このアルバムがゲッツとディジー・ガレスピーの初共演らしい。当時は「意外な組み合わせ」と評判になったそうだけど、このあと二人の共演はかなりあります。

 

1曲目「It don't mean a thing」を聴くと、「うう、ゲッツ若い!」と思う。とにかくはつらつとしている。続く「I let a song go out of my heart」への展開はかっこいい。

バラード「It's the talk of the town」は同じ曲だけどインタルードを挟んで、ノーマン・グランツお得意のバラードメドレー風になっているのが秀逸。続く「Impronptu」で、たった2コーラスだけ存在意義が不明なハーブ・エリスのソロが聴ける。

 

7曲目「One alone」を聴くと、ん?このテナー誰?と思う。そう、なぜか1曲ゲッツ不参加で、ゲッツ以外のテナーとのクインテット。スタジオ録音なのに音源が不足したのか。アール・モブレーとあるけど、プレイを聴く限りハンク・モブレーに似ている。

 

最後の「Siboney」はガレスピーをフィーチャーしたのが「1」、ゲッツをフィーチャーしたのが「2」として2つに分けて収録。と思いきや、「1」では完全カルテットなのに「2」では半分からガレスピーが参加。ゲッツのソロを増やせ!といいたいところだけど、この頃はガレスピーの方が人気があったのだろう。ということで、どちらかといえばこれは双頭リーダーというよりはガレスピーのリーダー作かな。ただ、バラードからアップテンポまで、とにかくゲッツの演奏はすばらしい。

 

最近のCDでは追加で1956年のライブも収録されている。うちゲッツ参加は2曲。リズムセクションはMJQで、これはメンバーから考えても「For musicians only」の追加にする方がふさわしいのかもしれない。

DIZ & GETZ + 6 BONUS TRACKS

DIZ & GETZ + 6 BONUS TRACKS

 

Sweetie Pie

Stan Getz - Sweetie Pie 52-70

貴重な音源が詰まったコンピアルバム。冒頭「Sweetie Pie」は前半はルーストのスタジオ録音そのままで、フレーズも使い回しなんだけど、ゲッツがやたらと長くソロをとっていて、後半は聴いたことのない(あたりまえなんだけど)フレーズが登場、けっこうおもしろい。

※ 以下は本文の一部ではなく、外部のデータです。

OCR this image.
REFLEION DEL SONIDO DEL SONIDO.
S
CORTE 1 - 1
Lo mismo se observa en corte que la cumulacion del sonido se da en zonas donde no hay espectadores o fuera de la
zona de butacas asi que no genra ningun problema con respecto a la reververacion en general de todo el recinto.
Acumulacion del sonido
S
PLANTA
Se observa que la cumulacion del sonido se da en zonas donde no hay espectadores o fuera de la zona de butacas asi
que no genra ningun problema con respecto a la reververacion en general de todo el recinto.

それから2曲目「Ornithology」、とにかく音質がおかしくて、ゲッツの音色がまったくゲッツに聴こえない。別人に聴こえる。それでもときおり出てくるゲッツフレーズ、ゲッツの音色じゃないのにゲッツフレーズということで違和感があり、すごく楽しめる。おかしな楽しみ方ですね。

 

チェット・ベイカーとのカルテットの3曲はディスコグラフィーではヘイグのライブ音源と収録日が違うことになっているけど、聴いてみると同じだということが分かる。

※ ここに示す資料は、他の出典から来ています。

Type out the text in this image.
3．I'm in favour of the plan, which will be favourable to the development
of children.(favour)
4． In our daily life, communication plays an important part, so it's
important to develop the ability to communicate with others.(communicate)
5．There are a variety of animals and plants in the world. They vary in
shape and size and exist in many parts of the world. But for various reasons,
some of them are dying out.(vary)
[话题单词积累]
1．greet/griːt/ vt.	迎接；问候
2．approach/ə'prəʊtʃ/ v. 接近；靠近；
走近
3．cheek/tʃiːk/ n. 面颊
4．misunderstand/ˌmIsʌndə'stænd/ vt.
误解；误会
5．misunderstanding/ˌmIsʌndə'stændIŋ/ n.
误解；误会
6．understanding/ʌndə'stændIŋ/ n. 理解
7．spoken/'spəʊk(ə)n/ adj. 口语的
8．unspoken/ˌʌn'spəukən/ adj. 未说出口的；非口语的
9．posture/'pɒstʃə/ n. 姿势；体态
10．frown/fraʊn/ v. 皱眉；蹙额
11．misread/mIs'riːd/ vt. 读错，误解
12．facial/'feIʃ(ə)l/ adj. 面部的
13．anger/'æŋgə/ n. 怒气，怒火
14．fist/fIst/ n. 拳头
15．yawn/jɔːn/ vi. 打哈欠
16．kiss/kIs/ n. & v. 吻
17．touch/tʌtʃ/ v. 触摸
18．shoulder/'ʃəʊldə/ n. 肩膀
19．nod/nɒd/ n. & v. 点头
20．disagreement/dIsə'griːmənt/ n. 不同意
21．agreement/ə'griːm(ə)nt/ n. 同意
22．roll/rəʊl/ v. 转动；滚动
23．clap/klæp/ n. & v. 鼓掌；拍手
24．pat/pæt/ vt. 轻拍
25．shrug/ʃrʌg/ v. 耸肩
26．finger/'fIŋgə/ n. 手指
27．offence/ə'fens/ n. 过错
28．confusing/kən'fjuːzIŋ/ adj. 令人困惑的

Cherokee」はほぼまったくベースが聴こえない。スコット・ラファロとのライブ録音よりも聴こえない。そういう意味ではベースレスのゲッツが楽しめる・・・いや、楽しくないです。

 

しかしこのアルバムの最大のポイントは日本でのコンサートが収録されているところ。「Waltz For A Lovely Wife」がそれ。ジャズ批評では「これを聴く限りでは手抜きかどうかわからない」と書かれているけど、前半ヴァイヴとベースにソロをとらせてそのあとお茶をにごす程度にソロをとっているのは、やはり手抜きではないのかなと思う。

 

Windows」は音質がわるいながらもゲッツがかなりアグレッシブに演奏していて、いい感じ・・・ただこの曲、「Windows」でなく「Grand father's waltz」なんですけどね!